In a nutshell, an office must be a place for some workers to locate and others to visit for meetings or learning sessions, depending on their preference. It must be flexible and adaptable in design and offer connections beyond performing tasks at desks. It is at the water cooler that bonds are formed and casual conversations occur.
Above all, in the hybrid era, the office must not be the sole locus for the performance of tasks. We now know that office tasks can be done almost anywhere, and that office workers want the freedom to make their own decision about where to perform their daily tasks.
Mistakes to Avoid
Here are five crucial mistakes for leaders to avoid as they drive toward a hybrid future.
Top-Down Arbitrariness. A one-size-fits-all mandate from the executive suite, created without extensive employee input, can result in a plan that workers resent, with the unintended consequence of accelerating resignations.
Lack of Trust. If a leader’s impulse to force workers into an office is based on the mindset that employees are not working unless they’re visibly present, those leaders need to revisit the facts. Productivity soared during the pandemic when relatively no one was in the office, no one was physically supervised, and only essential workers commuted to work.
Lease-Based Rationales. Forcing employees to leave their homes to occupy an office because the company has signed a lease is head-in-the-sand reasoning.
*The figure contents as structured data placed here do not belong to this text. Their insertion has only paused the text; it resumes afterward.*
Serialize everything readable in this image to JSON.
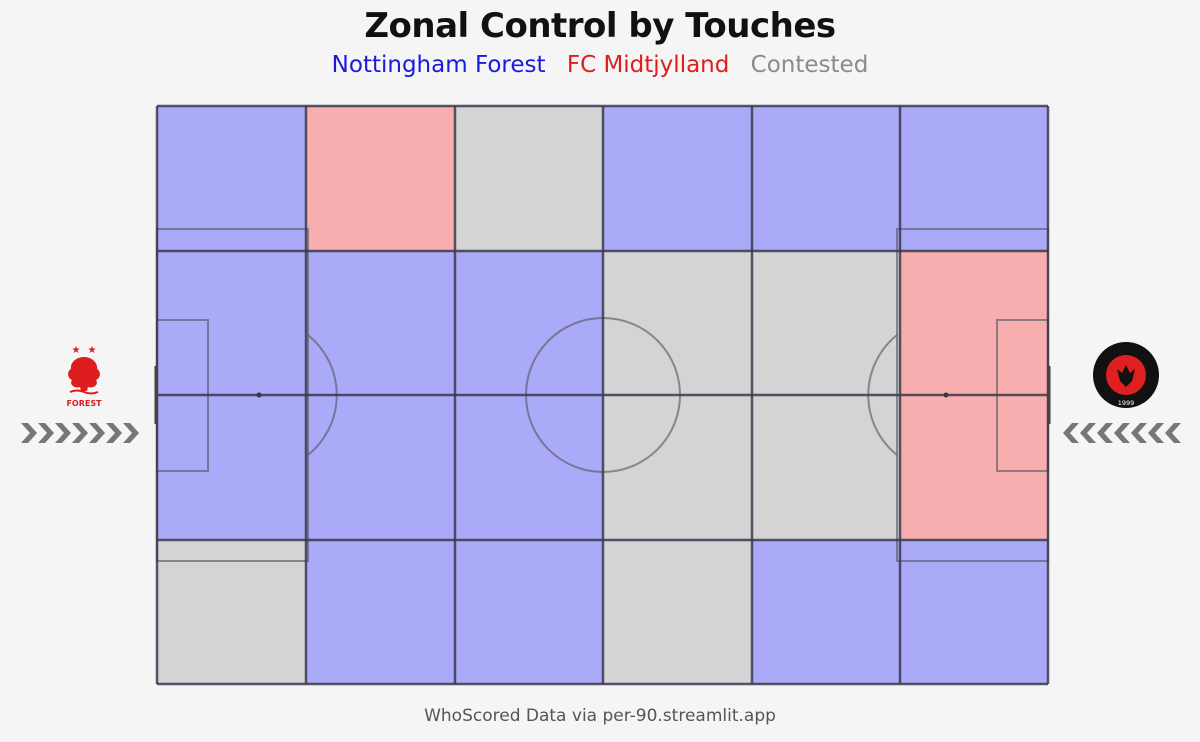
{
  "chart_data": {
    "type": "heatmap",
    "title": "Zonal Control by Touches",
    "legend": [
      {
        "label": "Nottingham Forest",
        "color": "#1a1adc",
        "fill": "#aaaaf8"
      },
      {
        "label": "FC Midtjylland",
        "color": "#e01d1d",
        "fill": "#f8aeae"
      },
      {
        "label": "Contested",
        "color": "#8a8a8a",
        "fill": "#d4d4d4"
      }
    ],
    "grid_columns": 6,
    "grid_rows_description": "row 0 = top flank, rows 1-2 = central split at halfway line, row 3 = bottom flank",
    "zones": [
      [
        "Nottingham Forest",
        "FC Midtjylland",
        "Contested",
        "Nottingham Forest",
        "Nottingham Forest",
        "Nottingham Forest"
      ],
      [
        "Nottingham Forest",
        "Nottingham Forest",
        "Nottingham Forest",
        "Contested",
        "Contested",
        "FC Midtjylland"
      ],
      [
        "Nottingham Forest",
        "Nottingham Forest",
        "Nottingham Forest",
        "Contested",
        "Contested",
        "FC Midtjylland"
      ],
      [
        "Contested",
        "Nottingham Forest",
        "Nottingham Forest",
        "Contested",
        "Nottingham Forest",
        "Nottingham Forest"
      ]
    ],
    "left_team": "Nottingham Forest",
    "right_team": "FC Midtjylland",
    "left_crest_text": "FOREST",
    "right_crest_text": "FC MIDTJYLLAND",
    "right_crest_year": "1999"
  },
  "footer": "WhoScored Data via per-90.streamlit.app",
  "icons": {
    "left_arrows": "attack-direction-right-icon",
    "right_arrows": "attack-direction-left-icon"
  }
}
Yes, it hurts to know that only 11 people show up at a space that fits 200; but that’s no reason to ignore the obvious indicator that times have changed.
Failure to embrace appropriate technology. A company that doesn’t support and pay for new equipment or software for remote use will result in employees and teams “punting,” patchworking their communications and data, and inviting a significant security risk.
Rushing into a plan. Going hybrid is a complex undertaking, and some answers are not yet known. So, committing to a full and final plan now (rather than phasing things in stages that can be tested) is setting up your organization for potential failure and employee distress.
The pandemic forced a shift in the relationship between employees and offices. The hybrid workplace is the emerging solution to that change, and how each company orchestrates its hybrid approach will have a profound effect on its future. Companies can adopt flexibility in both policies and physical places, using hybridization to accommodate individualized employee preferences and keep their productivity high. Although these changes challenge the traditional thinking of the pre-pandemic era, they offer enormous potential benefits to employers who can break free of those limitations to embrace the hybrid office approach to expand operations, retain productive teams, and thrive in an increasingly competitive landscape.